I couldn’t find my focus. I nodded along with everything they were saying, all but accepting responsibility myself for something I knew Kelsey Jorgensen had done. They might have been calling for my resignation, and I would have accepted it with the same bland acquiescence. Someone might have suggested that I be brought outside and stoned, sacrificed for the good of the community, and I would have gone willingly.

It had just been a kiss, one I hadn’t solicited and couldn’t have prevented. Or, no—I could have been more forceful. I could have pushed her backward. I could have dodged her, run out of the room, let her do what she wanted with the picture I hadn’t sent her. Instead, I’d held her arms and she’d leaned over me, perfectly comfortable with the role of aggressor. Her hair had fallen across my face. Her lips had been soft. The worst—and I would take it to my grave, I knew that already—the worst was that it had excited me, that my body had responded even while my brain was telling me no, no,
no
.

Stoning was the least I deserved.

* * *

I knew something was wrong the second I entered the house. It wasn’t ten, but the first floor was dark. Upstairs, I flicked on the light in our bedroom, expecting to see Liz curled beneath the comforter, but the bed was empty, still haphazardly made from that morning. In her room, Danielle was sprawled across the bed, talking on her cell phone. She gave me a little wave.
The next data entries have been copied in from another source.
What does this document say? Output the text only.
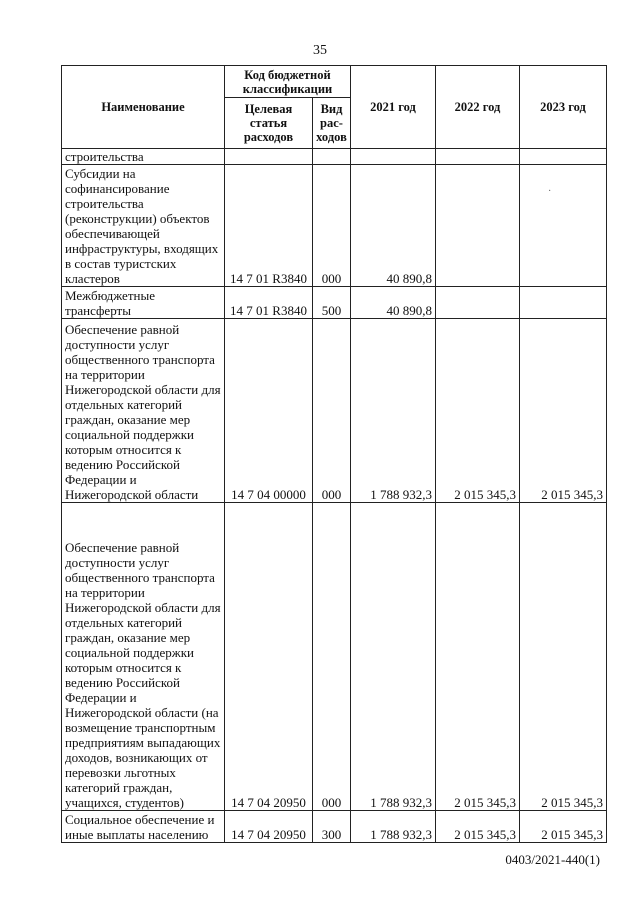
35
·
Наименование	Код бюджетной классификации		2021 год	2022 год	2023 год
	Целевая статья расходов	Вид рас-ходов			
строительства					
Субсидии на софинансирование строительства (реконструкции) объектов обеспечивающей инфраструктуры, входящих в состав туристских кластеров	14 7 01 R3840	000	40 890,8		
Межбюджетные трансферты	14 7 01 R3840	500	40 890,8		
Обеспечение равной доступности услуг общественного транспорта на территории Нижегородской области для отдельных категорий граждан, оказание мер социальной поддержки которым относится к ведению Российской Федерации и Нижегородской области	14 7 04 00000	000	1 788 932,3	2 015 345,3	2 015 345,3
Обеспечение равной доступности услуг общественного транспорта на территории Нижегородской области для отдельных категорий граждан, оказание мер социальной поддержки которым относится к ведению Российской Федерации и Нижегородской области (на возмещение транспортным предприятиям выпадающих доходов, возникающих от перевозки льготных категорий граждан, учащихся, студентов)	14 7 04 20950	000	1 788 932,3	2 015 345,3	2 015 345,3
Социальное обеспечение и иные выплаты населению	14 7 04 20950	300	1 788 932,3	2 015 345,3	2 015 345,3
0403/2021-440(1)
“Where’s your mom?” I asked.

She frowned, cupping her hand over the phone. “Downstairs, I guess.”

I found Liz on the patio, shivering in a blanket. The night had turned cold.

“There you are,” I said. “Jesus, it’s cold. What’s going on?”

She turned, staring at me. Her mouth was red-rimmed, and I glanced at the bottle of cabernet on the table. When I picked up the bottle, an inch of wine sloshed at the bottom.

“Did you open this tonight?” I asked.

“Oh, there you go. It’s all my fault. Shift the blame,” she said.

Liz wasn’t a good drinker—one glass made her happy, two made her punchy, three brought her to a place outside herself, where her mouth and body no longer moved in sync. She was there already, eyes glazed, words slurred.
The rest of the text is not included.